Location
- 2900 West Hunting Park Avenue Philadelphia, Pennsylvania 19129 United States
- Coordinates: 40°0′21″N 75°10′35″W﻿ / ﻿40.00583°N 75.17639°W

Information
- Type: Private
- Religious affiliations: Roman Catholic; Sisters of Mercy
- Established: 1950
- Authority: Roman Catholic Archdiocese of Philadelphia
- President: Howie Brown
- Principal: Christian Aument
- Teaching staff: 37.0 (on a FTE basis)
- Grades: 9-12
- Gender: Coeducational
- Enrollment: 350 (2013-14)
- Student to teacher ratio: 9.5
- Colors: Red and gold
- Song: "Under Mercy's Shield"
- Athletics conference: Penn-Jersey Athletic Association
- Nickname: Monarchs
- Accreditation: Middle States Association of Colleges and Schools
- Yearbook: The Advocate
- Website: www.mercycte.org

= Mercy Career & Technical High School =

Mercy Career & Technical High School is a private, Roman Catholic high school in Philadelphia, Pennsylvania.
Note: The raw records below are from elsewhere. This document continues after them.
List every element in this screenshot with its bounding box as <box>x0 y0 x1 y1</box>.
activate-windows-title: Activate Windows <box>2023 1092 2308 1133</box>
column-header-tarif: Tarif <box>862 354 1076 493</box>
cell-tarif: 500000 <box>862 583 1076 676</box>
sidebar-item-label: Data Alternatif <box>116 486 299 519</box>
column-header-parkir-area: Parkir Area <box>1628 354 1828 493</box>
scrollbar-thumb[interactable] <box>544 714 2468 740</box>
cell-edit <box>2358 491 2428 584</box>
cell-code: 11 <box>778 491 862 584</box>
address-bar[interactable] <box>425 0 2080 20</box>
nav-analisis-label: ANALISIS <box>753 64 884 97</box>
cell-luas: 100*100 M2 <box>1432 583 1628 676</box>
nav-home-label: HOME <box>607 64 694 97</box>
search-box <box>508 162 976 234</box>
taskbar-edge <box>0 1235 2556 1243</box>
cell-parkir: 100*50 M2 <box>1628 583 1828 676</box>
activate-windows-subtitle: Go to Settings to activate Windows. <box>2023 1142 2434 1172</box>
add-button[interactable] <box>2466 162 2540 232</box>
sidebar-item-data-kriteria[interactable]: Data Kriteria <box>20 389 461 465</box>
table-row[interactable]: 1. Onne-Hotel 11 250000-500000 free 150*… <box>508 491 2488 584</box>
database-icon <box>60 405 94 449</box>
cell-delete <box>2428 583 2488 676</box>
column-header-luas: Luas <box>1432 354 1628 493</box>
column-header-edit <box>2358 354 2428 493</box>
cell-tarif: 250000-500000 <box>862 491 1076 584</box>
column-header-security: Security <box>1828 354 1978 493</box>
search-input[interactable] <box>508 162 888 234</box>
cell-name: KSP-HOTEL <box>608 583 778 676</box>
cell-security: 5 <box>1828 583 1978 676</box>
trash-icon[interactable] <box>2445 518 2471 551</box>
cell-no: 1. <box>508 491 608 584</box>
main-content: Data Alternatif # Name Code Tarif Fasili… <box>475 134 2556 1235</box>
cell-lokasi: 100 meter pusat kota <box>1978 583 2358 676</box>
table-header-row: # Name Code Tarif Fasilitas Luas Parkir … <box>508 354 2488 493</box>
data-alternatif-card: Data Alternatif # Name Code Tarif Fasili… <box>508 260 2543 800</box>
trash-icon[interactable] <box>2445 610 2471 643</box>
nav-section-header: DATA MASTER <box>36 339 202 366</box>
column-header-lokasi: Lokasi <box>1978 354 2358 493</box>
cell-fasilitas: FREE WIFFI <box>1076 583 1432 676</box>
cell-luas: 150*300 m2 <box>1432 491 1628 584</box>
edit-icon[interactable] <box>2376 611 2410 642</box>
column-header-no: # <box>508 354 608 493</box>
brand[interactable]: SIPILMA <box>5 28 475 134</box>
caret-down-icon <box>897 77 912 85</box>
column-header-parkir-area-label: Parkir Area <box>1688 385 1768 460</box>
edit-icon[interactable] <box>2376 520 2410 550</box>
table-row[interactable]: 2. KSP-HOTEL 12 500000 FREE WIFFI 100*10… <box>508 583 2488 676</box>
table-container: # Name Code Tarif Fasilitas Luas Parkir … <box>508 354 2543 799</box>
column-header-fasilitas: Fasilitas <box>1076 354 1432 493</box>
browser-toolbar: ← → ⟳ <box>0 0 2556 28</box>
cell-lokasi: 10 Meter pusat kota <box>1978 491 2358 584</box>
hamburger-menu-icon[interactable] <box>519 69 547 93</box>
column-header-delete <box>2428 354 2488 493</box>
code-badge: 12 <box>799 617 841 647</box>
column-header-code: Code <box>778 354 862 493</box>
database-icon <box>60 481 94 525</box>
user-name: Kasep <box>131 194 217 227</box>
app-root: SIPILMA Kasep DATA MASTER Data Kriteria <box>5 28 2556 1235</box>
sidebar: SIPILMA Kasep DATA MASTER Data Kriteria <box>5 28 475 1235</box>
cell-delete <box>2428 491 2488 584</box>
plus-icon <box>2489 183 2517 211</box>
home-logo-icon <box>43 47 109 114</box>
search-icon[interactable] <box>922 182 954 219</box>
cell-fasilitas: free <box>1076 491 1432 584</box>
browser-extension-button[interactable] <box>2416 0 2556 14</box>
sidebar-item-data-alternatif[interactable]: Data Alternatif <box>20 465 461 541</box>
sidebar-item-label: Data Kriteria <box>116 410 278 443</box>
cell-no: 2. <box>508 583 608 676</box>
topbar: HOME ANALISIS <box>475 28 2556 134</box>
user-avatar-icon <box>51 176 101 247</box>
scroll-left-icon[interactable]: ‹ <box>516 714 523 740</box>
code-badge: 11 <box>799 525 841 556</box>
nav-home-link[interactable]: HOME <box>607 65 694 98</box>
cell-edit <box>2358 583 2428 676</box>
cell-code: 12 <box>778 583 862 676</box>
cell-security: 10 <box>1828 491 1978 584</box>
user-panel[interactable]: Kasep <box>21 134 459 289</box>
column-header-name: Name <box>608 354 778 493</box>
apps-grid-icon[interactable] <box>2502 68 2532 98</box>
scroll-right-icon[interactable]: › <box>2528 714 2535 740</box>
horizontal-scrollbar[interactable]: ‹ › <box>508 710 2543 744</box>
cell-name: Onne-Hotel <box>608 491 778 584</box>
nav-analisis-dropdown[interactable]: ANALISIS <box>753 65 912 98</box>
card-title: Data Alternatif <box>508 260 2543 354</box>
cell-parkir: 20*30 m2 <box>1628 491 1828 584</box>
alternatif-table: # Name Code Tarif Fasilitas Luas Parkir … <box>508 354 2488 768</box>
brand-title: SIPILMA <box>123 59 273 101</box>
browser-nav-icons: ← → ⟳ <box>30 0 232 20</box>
It is located within the Roman Catholic Archdiocese of Philadelphia. It is the only four-year co-educational Catholic vocational high school in the United States.

==History==
Mercy was established in 1950 by the Sisters of Mercy. The school was originally known as Mercy Technical School and did not start granting high school diplomas until 1973.